Lalla Gaïa a remercié le musicien. Il lui a expliqué où le trouver dans la montagne de Téhéran. Elle l’a laissé à son présent et à ses éléments. Elle marche maintenant vers une montagne qui se trouve au sud de la ville et qui l’attire depuis son arrivée à Qom. Elle a une forme de trapèze, une étrange couleur jaune et se détache nettement sur la crête qui se trouve derrière elle.
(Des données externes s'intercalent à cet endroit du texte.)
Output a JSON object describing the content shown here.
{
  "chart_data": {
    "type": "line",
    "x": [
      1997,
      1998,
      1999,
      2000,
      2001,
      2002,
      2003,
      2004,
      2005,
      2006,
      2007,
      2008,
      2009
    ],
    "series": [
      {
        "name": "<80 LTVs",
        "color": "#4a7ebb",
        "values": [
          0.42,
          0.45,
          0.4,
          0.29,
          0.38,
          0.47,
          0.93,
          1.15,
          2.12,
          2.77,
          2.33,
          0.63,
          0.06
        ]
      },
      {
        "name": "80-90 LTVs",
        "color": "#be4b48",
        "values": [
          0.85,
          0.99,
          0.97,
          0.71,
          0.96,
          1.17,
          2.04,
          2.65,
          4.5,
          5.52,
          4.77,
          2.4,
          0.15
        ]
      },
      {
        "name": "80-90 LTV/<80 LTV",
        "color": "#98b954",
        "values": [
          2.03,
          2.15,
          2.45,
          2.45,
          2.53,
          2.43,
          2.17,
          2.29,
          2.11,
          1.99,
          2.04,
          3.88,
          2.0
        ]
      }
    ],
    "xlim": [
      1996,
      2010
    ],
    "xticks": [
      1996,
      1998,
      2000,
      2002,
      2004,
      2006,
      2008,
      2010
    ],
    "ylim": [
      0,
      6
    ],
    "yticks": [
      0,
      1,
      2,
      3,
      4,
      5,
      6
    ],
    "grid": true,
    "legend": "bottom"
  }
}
On lui a dit qu’il s’agissait de la montagne de Khidhr, celui que l’on rattache à la couleur verte, car il a bu à la source de la vie, de la jouvence éternelle et s’habillerait de vert, comme les seyeds… Celui que l’on nomme également "Roi de justice" et "Roi de Salem" (Melkitsedeq) et que les musulmans saluent où qu’ils soient, car il est dit qu’il entend le salâm et le rend… Lalla Gaïa ignore ce qui lie cette montagne à cet homme que ne rencontrent que les purs et ceux qui sont écrasés par une épreuve purificatrice, mais elle marche vers le haut-lieu que les qommî [2] lui prêtent, et peut-être en saura-t-elle davantage ?

Notes

[1Voir le premier épisode.

[2Les habitants de Qom.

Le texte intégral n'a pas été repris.